Curated Multilingual Language Resources for CEF. AT
Department of Computational Linguistics
Period: 01.06.2020 – 31.05.2022
Type of Project: collective, international
Partners: Section of Linguistics and Literary Scholarship, Hungarian academy of sciences; University of Zagreb, Croatia, Faculty of Humanities and Social Sciences; Institute of Computer sciences, Polish Academy of Sciences; Research Institute for Artificial Intelligence, Romanian Academy; Ľ. Štúr Institute of Linguistics of the Slovak Academy of Sciences; Institut Jožef Stefan, Slovenia
Funding: Innovation and Networks Executive Agency (INEA). Management Centre Europe (МСЕ), Telecoms sector
Principal Investigator: prof. Svetla Koeva PhD
Participants: prof. Svetla Koeva PhD (from 01.07.2021), prof. Tinko Tinchev PhD, assist. Prof. Tsetana Dimitrova PhD, assist. Prof. Valentina Stefanova PhD, Martin Yalamov, Nikola Obreshkov
Abstract:
The project will provide resources on seven languages selected and processed by adequate method: Bulgarian, Croatian, Hungarian, Polish, Romanian, Slovak and Slovene. The resources will be from these thematic fields: finances, health care, scientific researches, cultural heritage, education, economics, politics, from Innovation and Networks Executive Agency (INEA). Management Centre Europe (МСЕ).

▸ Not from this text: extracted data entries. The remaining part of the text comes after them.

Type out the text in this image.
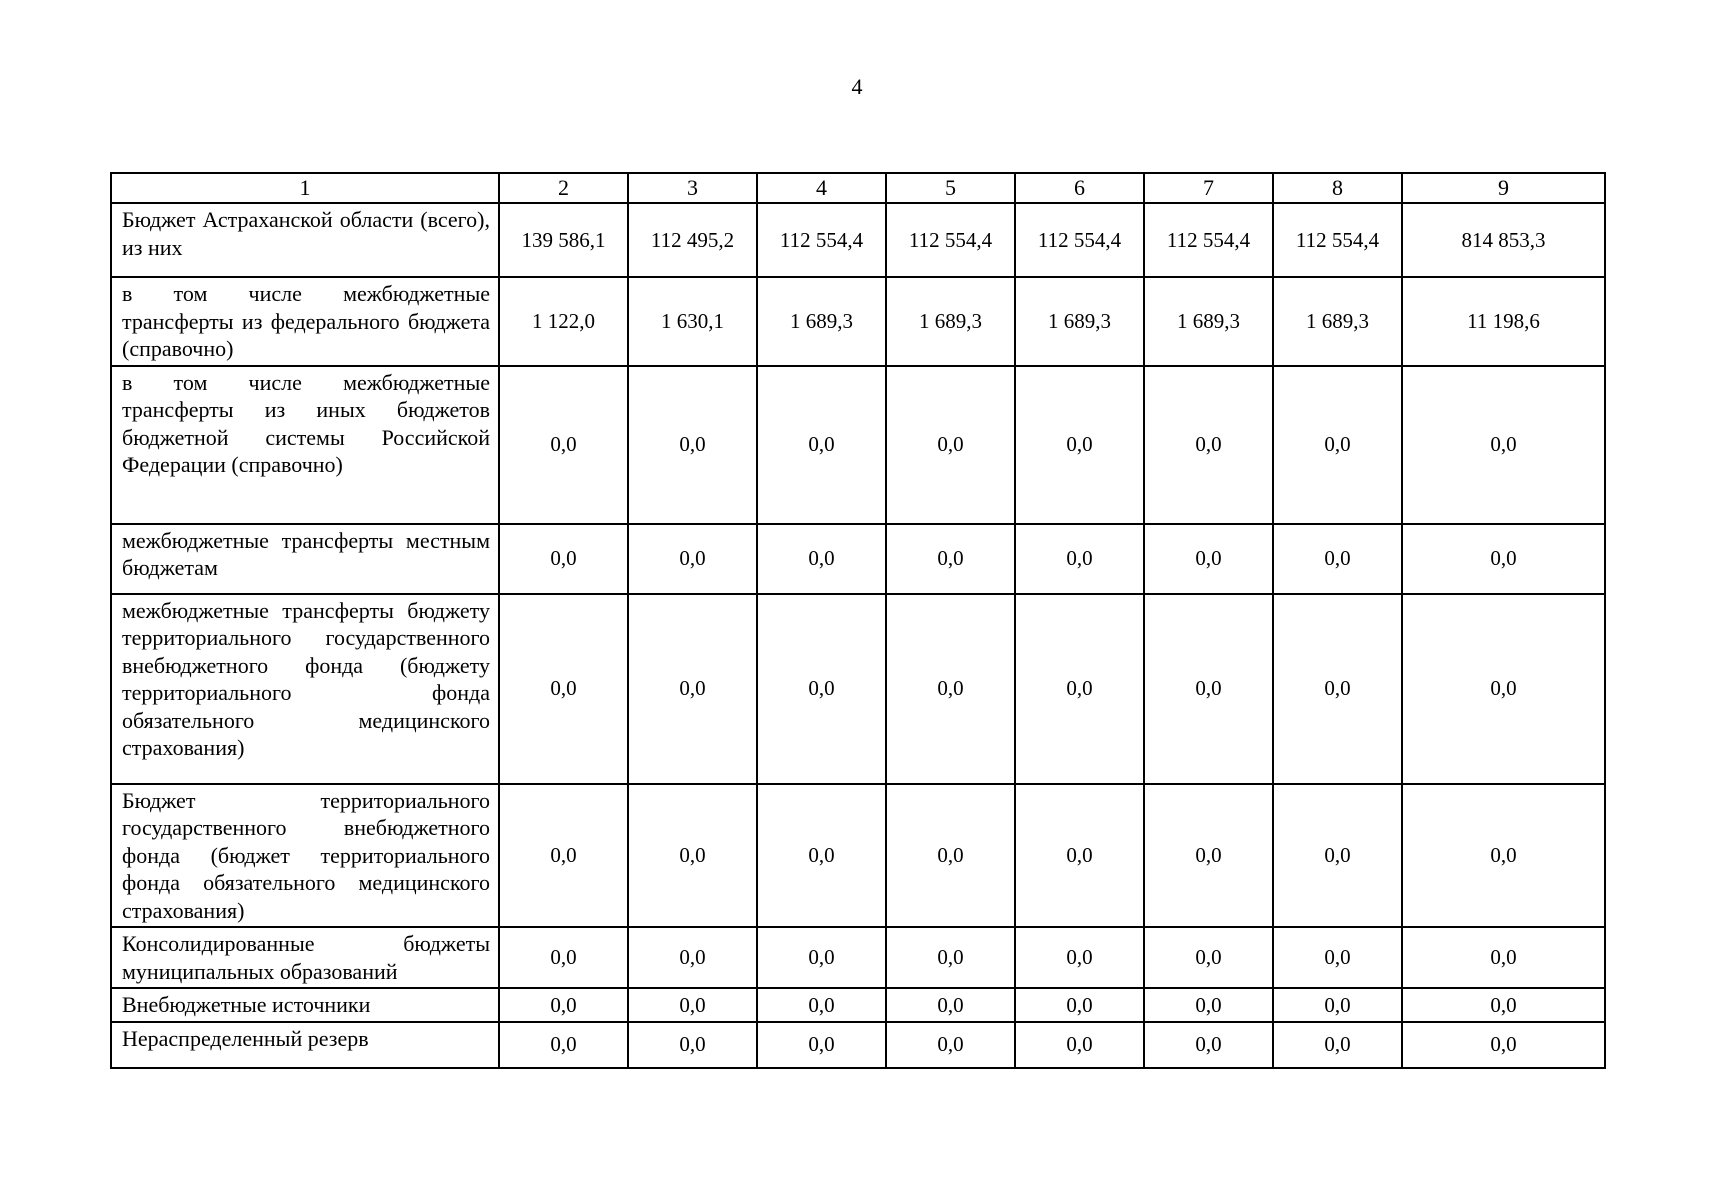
4
1	2	3	4	5	6	7	8	9
Бюджет Астраханской области (всего), из них	139 586,1	112 495,2	112 554,4	112 554,4	112 554,4	112 554,4	112 554,4	814 853,3
в том числе межбюджетные трансферты из федерального бюджета (справочно)	1 122,0	1 630,1	1 689,3	1 689,3	1 689,3	1 689,3	1 689,3	11 198,6
в том числе межбюджетные трансферты из иных бюджетов бюджетной системы Российской Федерации (справочно)	0,0	0,0	0,0	0,0	0,0	0,0	0,0	0,0
межбюджетные трансферты местным бюджетам	0,0	0,0	0,0	0,0	0,0	0,0	0,0	0,0
межбюджетные трансферты бюджету территориального государственного внебюджетного фонда (бюджету территориального фонда обязательного медицинского страхования)	0,0	0,0	0,0	0,0	0,0	0,0	0,0	0,0
Бюджет территориального государственного внебюджетного фонда (бюджет территориального фонда обязательного медицинского страхования)	0,0	0,0	0,0	0,0	0,0	0,0	0,0	0,0
Консолидированные бюджеты муниципальных образований	0,0	0,0	0,0	0,0	0,0	0,0	0,0	0,0
Внебюджетные источники	0,0	0,0	0,0	0,0	0,0	0,0	0,0	0,0
Нераспределенный резерв	0,0	0,0	0,0	0,0	0,0	0,0	0,0	0,0
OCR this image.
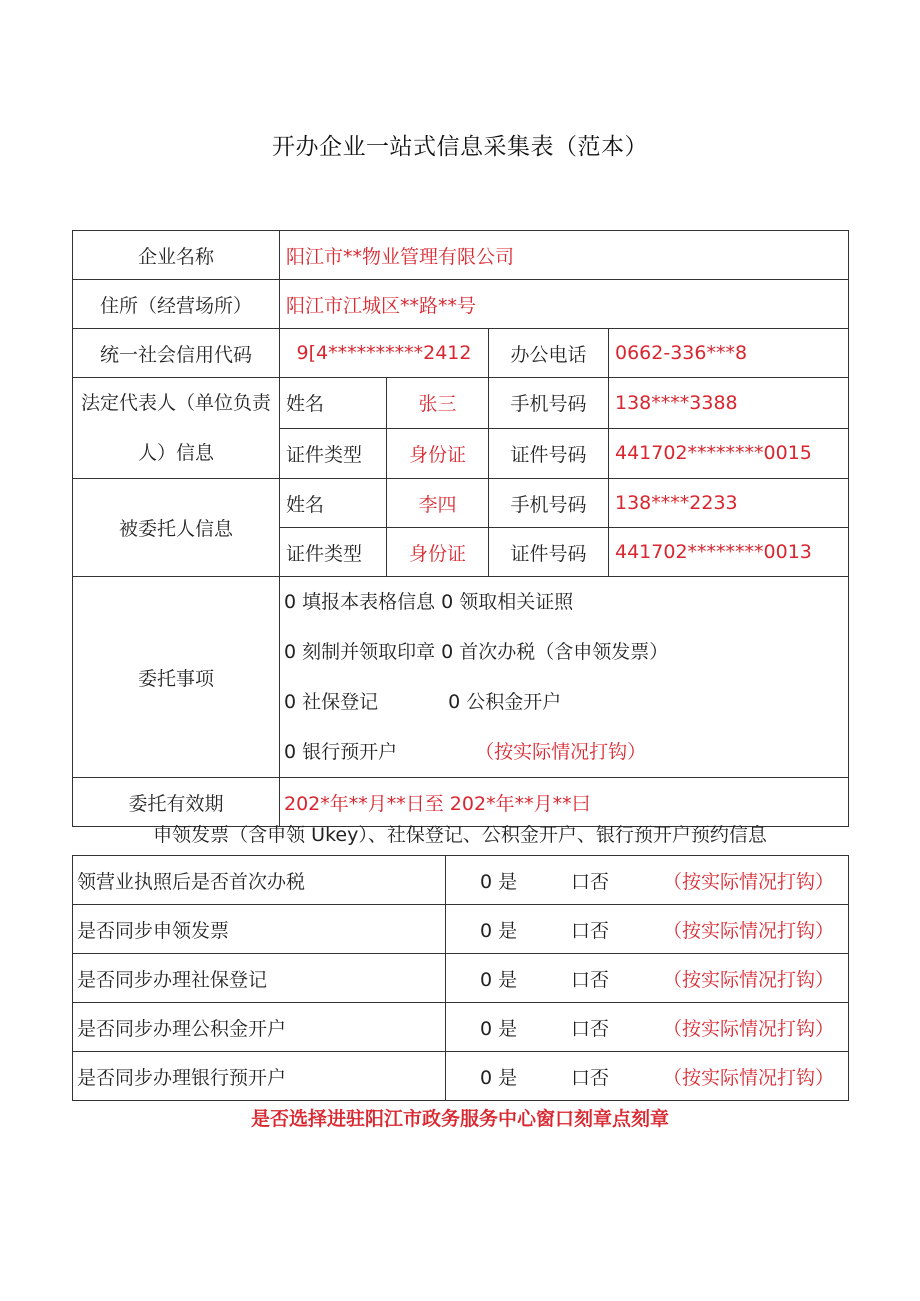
开办企业一站式信息采集表（范本）
企业名称	阳江市**物业管理有限公司			
住所（经营场所）	阳江市江城区**路**号			
统一社会信用代码	9[4**********2412		办公电话	0662-336***8
法定代表人（单位负责人）信息	姓名	张三	手机号码	138****3388
	证件类型	身份证	证件号码	441702********0015
被委托人信息	姓名	李四	手机号码	138****2233
	证件类型	身份证	证件号码	441702********0013
委托事项	0 填报本表格信息 0 领取相关证照
0 刻制并领取印章 0 首次办税（含申领发票）
0 社保登记 0 公积金开户
0 银行预开户 （按实际情况打钩）			

委托有效期	202*年**月**日至 202*年**月**曰			
申领发票（含申领 Ukey）、社保登记、公积金开户、银行预开户预约信息
领营业执照后是否首次办税	0 是 口否 （按实际情况打钩）

是否同步申领发票	0 是 口否 （按实际情况打钩）

是否同步办理社保登记	0 是 口否 （按实际情况打钩）

是否同步办理公积金开户	0 是 口否 （按实际情况打钩）

是否同步办理银行预开户	0 是 口否 （按实际情况打钩）
是否选择进驻阳江市政务服务中心窗口刻章点刻章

The specific goals of the projects are aimed at: creating of multilanguage resource with documents from different thematic fields; automatic linguistic annotation of the multilanguage resource; automatic linguistic processing and enriching of the multilanguage resource.
The results of the project will provide at least 140 milion words (20 milion per language). The results will be used in the education of the systems for the automatic translation of the Platform about the automatic translation of the Management Centre Europe (CEF.AT). The quality of the automatic translation depends from the education of the systems for translation on the basis of the large quantity of translatable documents from a certain thematic field. The value of the automatic translation increases more and more with the increase of the economical, political and cultural connections between the different (European) states.
The project is developed as a part of the priorirty scientific direction of the Institute for Bulgarian language „Electronic Language Resources and Tools for their Processing“.
Results: linguistic processed and annotated language data from different thematic fields (at least 20 milion words), software, infrastructure for extraction and semantic processing of documents.